20090915

beyin dönemeci 2.posta

1

Neden, sahip olduğum neşeli anlar beni tatmin etmeye yetmiyor?
Seni ayaklarından tutup çekmek istiyorum kişisel uçurumlarımı selamlarken. Hayır, amacım seni de sürüklemek değil, aksine senden güç alıp tepelere çıkmaktır dileğim.
Oysa uçak kazaları kadar gerçek-dışıyım. Ne kaza anındaki görüntüm var, hızlıca olup bittiğim için ne de... Hayır, büyük bir etkim var.
Kapıya geliyorum, beni içeri alır mısın; ellerimde gölgelerim olduğundan kapıyı çalamıyorum.
Benimle şehrin sonunda karşılaş sevgili uzay mekiğim, beni acilen diğer gezegenlerdeki yansımalarıma götür.
Çocukluğum bir Freud rüyasından ibaretti, gençliğim ise Jung’ın simge bilimciliğinde cinselfobik oldu.
Sürprizlerimin hepsini kullanmak istiyorum, sonrası için açaçak bir kutum olmasın.

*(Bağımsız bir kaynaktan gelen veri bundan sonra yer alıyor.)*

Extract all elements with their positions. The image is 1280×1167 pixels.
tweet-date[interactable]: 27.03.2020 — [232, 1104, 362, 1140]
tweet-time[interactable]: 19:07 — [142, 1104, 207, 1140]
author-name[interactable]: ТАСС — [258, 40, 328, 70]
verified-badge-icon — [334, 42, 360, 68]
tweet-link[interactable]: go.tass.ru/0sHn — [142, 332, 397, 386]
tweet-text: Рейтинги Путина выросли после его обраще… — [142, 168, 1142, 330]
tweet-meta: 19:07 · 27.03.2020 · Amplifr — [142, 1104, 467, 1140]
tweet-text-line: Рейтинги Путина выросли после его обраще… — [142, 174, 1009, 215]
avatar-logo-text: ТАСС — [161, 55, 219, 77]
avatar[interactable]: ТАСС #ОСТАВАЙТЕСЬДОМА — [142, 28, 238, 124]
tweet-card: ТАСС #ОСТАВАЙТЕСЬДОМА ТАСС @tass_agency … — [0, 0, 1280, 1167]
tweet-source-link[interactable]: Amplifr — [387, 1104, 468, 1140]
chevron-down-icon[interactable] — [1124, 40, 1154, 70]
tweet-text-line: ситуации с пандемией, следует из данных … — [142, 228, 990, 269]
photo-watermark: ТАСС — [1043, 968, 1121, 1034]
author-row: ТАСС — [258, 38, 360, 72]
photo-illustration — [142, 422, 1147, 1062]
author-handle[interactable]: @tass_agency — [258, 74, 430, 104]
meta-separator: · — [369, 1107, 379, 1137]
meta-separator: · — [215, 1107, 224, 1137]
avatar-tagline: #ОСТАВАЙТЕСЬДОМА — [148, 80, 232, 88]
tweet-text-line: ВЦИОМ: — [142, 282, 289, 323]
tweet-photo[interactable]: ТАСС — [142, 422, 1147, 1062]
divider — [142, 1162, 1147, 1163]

Finale gelince uyandırın beni; köprü öncesi uykumu alıp, ipten ayık bir şekilde geçmek istiyorum.

6 yorum:

Deniz dedi ki...

çok tanıdık geliyor bu kompleks ruh vaziyeti. defalarca bunu okudum.

ve Freud'a küfretmek istedim içimden bana; ben hariç binlerce ruhu hediye ettiği için. ve hepsi boktan ve hepsi işime yaramaz. bu sadece ürkütüyor. tüyler yine diken diken..

Burak Özkan dedi ki...

evet, tüyler; tedirginliğin iki numaralı yansıtıcıları.

ancak bu yazının girişine bakınca, kendimi bir çeşit gençlik tribine kurban ettiğimi fark ediyorum; ne kadar lüzumsuz bir sorgulama.

Deniz dedi ki...

Sesinde ne var biliyor musun
Söyleyemediğin sözcükler var
Küçücük şeyler belki
Ama günün bu saatinde
Anıt gibi dururlar

Sesinde ne var biliyor musun
Söyleyemediğin sözcükler var.
--

ve ben bilemem sesinde ne var, bazen yazarsan, sonra pişman olursan o sesinde var.

Burak Özkan dedi ki...

sesimde olan şey, bir imaj hatasından kaynaklanan kekeme duygular.

Deniz dedi ki...

ben buna çok gülüyorum. sen "imaj"a takıksın, yazıların ve fikirlerin hep o yönde-hep o yöne kayıyor. insanları da imaj'larından ayırmak kolay olmasa gerek. sana da hak vermiyor değilim ama vurguların bazen duyguyu öldürmüyor değil. sıyrılmazsan ara sıra, çöplük gibi gelir insanlar ve yazıları..

ah dilim çok uzun benim!

Burak Özkan dedi ki...

'Gereklilikle' ilgili sandığın birçok şey imajla ilişkilidir. Şu an kendi bloguna bak, hangi yazı veya resim senin dışarı bir şekilde yansıtmaya çalıştığın imajından etkilenmiyor?

Ve bu fena değil. Bana kalırsa, işte bu tam olarak da insanın kendini ifade etmeye olan ihtiyacıdır.
İmaj sadece yüze yapılan bir makyaj değil, insan algısının doğumunu sağlayan evrim teorisinin arka-planıdır.